Mobilized peripheral blood has been shown to be a suitable source of hematopoietic progenitor cells for autologous transplantation in oncologic patients. However, tumor cell contamination can potentially occur, although to a lesser extent than in the bone marrow. CD34+ cell positive selection has been developed as a system for the ex vivo purging of remaining tumor cells when used in mobilized peripheral blood. This method has shown a lower purification potential than that obtained with bone marrow or cord blood. The reason for this is not clear, but different groups have tried to improve the purity and yield of the positive selection on mobilized peripheral blood by predepletion of nonlymphoid cell populations, since they can induce nonspecific binding. The present study was designed to test an indirect immunomagnetic CD34+ cell selection method to make it reproducible, feasible, and effective for purging mobilized peripheral blood. Twenty-nine samples from mobilized peripheral blood were tested.
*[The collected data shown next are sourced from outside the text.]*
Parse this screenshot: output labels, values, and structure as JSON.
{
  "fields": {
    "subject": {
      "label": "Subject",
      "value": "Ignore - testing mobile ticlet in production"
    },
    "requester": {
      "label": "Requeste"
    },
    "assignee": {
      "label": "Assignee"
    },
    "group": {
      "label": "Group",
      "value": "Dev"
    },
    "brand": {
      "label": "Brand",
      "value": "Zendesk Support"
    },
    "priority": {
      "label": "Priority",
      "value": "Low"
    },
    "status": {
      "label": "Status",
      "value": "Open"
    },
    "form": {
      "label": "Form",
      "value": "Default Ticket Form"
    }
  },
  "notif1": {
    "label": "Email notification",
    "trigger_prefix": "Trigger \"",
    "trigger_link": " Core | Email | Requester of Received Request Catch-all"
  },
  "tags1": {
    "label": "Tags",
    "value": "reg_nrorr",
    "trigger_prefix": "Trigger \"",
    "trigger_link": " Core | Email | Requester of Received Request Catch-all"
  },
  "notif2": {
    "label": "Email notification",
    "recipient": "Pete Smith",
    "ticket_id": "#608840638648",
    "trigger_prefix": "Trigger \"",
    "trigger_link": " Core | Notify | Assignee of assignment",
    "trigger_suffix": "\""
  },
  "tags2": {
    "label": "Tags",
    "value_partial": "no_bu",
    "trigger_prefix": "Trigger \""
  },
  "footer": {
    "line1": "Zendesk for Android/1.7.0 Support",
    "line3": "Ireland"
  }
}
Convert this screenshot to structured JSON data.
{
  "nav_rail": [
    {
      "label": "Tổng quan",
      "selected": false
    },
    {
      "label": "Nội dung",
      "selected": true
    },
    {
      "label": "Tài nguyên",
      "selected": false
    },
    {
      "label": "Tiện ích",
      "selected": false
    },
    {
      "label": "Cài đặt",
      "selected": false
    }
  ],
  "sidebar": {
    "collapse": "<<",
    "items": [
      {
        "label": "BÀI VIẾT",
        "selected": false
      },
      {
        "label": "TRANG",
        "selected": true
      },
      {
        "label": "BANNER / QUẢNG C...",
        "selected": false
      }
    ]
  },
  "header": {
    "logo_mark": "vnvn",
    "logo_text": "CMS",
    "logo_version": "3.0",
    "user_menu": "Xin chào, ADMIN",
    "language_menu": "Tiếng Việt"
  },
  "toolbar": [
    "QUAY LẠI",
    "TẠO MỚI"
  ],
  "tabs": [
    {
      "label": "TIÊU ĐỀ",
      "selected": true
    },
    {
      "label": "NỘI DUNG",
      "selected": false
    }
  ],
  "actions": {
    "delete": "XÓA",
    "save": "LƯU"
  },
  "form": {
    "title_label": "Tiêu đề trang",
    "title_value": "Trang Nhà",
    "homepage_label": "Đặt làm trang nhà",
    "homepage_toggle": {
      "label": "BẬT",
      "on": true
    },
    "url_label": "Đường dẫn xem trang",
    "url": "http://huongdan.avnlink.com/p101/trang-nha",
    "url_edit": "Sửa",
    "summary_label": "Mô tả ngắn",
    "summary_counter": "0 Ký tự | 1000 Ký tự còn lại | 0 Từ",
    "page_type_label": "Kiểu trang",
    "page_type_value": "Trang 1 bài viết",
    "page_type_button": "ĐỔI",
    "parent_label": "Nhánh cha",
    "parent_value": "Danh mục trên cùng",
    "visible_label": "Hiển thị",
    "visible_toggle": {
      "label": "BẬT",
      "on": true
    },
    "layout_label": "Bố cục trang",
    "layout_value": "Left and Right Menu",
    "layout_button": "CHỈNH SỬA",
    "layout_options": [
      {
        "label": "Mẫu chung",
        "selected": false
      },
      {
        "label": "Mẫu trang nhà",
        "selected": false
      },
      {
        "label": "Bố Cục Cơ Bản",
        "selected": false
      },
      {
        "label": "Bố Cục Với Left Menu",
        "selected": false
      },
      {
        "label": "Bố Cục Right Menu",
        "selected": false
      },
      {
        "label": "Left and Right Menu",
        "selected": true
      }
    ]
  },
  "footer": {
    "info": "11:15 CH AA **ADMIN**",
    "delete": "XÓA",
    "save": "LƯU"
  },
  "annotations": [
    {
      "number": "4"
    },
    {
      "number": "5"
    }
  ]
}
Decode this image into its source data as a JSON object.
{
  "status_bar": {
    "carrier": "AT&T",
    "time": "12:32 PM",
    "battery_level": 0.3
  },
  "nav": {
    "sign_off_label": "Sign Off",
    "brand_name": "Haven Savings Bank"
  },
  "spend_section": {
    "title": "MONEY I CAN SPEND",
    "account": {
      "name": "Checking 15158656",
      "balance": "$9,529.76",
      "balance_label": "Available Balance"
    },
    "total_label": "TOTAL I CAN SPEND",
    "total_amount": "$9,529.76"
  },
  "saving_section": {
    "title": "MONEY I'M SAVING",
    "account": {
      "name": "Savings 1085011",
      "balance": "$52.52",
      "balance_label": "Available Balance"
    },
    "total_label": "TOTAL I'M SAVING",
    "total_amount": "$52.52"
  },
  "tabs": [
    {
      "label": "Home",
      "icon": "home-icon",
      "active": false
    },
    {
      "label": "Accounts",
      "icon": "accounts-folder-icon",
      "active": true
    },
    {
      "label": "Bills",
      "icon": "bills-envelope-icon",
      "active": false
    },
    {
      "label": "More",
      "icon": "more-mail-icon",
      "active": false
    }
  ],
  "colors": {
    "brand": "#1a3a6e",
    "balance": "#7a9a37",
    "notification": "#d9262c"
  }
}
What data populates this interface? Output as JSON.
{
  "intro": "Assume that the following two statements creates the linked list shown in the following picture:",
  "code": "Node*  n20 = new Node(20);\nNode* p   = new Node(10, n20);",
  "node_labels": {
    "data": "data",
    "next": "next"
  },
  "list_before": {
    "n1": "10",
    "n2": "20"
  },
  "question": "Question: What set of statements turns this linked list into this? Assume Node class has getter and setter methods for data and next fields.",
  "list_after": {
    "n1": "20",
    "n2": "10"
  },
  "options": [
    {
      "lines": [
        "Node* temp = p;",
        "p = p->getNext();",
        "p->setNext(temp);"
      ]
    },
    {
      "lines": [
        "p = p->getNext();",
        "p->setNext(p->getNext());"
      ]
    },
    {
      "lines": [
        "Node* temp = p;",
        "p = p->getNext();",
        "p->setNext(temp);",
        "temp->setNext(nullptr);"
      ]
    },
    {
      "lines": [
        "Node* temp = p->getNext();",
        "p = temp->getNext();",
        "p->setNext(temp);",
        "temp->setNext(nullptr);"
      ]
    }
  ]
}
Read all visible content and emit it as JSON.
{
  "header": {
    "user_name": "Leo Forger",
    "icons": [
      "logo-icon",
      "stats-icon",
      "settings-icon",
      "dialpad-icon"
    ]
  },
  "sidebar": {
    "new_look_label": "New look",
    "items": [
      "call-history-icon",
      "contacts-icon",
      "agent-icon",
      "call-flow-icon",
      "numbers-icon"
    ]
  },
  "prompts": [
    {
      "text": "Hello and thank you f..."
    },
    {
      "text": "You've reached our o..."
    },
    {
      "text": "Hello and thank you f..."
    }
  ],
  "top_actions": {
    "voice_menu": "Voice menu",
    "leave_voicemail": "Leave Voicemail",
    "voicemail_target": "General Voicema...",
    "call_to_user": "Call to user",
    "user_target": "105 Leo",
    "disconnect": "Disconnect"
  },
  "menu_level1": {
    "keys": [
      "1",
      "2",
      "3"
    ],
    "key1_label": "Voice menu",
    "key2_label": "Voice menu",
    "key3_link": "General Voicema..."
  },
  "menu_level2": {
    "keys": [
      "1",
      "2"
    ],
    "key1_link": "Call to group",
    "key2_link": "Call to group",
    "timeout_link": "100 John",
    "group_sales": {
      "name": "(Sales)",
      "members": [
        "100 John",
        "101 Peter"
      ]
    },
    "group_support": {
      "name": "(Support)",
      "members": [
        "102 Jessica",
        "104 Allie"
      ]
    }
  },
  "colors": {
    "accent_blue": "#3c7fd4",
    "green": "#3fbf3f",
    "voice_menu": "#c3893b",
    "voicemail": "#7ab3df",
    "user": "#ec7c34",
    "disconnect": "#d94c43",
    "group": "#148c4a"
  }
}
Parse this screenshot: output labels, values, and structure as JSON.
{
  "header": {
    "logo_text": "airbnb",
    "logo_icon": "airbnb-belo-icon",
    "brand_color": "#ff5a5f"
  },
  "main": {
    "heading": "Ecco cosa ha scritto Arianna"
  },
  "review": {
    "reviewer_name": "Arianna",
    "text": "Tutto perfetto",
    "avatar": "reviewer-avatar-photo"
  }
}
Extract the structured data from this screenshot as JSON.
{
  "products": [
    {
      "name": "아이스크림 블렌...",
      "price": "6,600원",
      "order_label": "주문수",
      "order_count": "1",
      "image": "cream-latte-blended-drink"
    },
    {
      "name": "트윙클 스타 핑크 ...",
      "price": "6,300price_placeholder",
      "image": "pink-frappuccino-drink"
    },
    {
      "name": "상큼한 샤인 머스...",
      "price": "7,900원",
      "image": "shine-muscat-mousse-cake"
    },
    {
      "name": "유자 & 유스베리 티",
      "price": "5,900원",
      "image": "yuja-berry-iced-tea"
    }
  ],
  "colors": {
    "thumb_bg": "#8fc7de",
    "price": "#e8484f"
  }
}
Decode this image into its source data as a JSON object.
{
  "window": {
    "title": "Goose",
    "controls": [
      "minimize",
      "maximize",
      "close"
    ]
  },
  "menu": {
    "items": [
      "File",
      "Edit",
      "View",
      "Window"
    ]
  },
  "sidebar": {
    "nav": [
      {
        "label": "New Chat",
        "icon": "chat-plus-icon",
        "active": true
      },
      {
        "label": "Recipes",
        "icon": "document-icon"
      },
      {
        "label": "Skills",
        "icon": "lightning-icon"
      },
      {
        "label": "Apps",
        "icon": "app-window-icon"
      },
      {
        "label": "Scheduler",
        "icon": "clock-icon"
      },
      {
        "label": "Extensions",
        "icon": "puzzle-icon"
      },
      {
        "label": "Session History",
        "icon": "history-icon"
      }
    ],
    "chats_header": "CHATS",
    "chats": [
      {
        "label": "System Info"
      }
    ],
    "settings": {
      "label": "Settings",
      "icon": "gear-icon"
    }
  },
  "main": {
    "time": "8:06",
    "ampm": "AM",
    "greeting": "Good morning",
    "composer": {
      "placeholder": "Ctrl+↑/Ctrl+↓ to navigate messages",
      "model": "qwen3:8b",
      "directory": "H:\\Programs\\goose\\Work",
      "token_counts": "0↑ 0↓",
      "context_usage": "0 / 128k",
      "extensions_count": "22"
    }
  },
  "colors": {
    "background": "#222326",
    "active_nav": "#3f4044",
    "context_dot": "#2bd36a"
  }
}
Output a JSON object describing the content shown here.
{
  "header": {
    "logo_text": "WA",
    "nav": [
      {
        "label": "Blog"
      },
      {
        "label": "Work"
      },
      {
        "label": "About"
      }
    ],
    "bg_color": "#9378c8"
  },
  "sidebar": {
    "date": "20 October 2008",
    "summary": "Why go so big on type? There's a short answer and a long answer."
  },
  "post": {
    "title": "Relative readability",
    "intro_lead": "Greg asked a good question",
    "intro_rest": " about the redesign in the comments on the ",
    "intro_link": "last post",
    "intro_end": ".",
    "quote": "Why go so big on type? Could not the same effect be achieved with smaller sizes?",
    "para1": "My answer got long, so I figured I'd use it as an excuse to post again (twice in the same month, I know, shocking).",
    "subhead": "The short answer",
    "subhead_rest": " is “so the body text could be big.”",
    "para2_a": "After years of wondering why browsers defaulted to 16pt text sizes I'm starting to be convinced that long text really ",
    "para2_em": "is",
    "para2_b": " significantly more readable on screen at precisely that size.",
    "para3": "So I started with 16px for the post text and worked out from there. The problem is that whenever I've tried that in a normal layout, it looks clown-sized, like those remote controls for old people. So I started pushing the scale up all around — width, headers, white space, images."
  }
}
The median starting CD34+ percentage was 0.8 (0.3%-4.2%), and the median final purity was 87% (32.7%-99.7%), with a median yield of 44.8% (15%-83.5%). The highest purity was reproducibly achieved when the starting percentage of CD34+ cells was higher than 0.65% (median purity 93.7, range 81%-99.7%, CV 6%) on samples obtained from patients primed with chemotherapy alone or chemotherapy plus recombinant human granulocyte-colony stimulating factor. No relation was found between the content of contaminating nucleated cells and the final CD34+ cell purity. This method showed a depletion capacity, assessed by PCR on samples contaminated with K562 leukemic cells, of about 3 logs. These results indicate that this indirect immunomagnetic method can produce high purity CD34+ cell fractions from mobilized peripheral blood with a high efficiency of tumor depletion.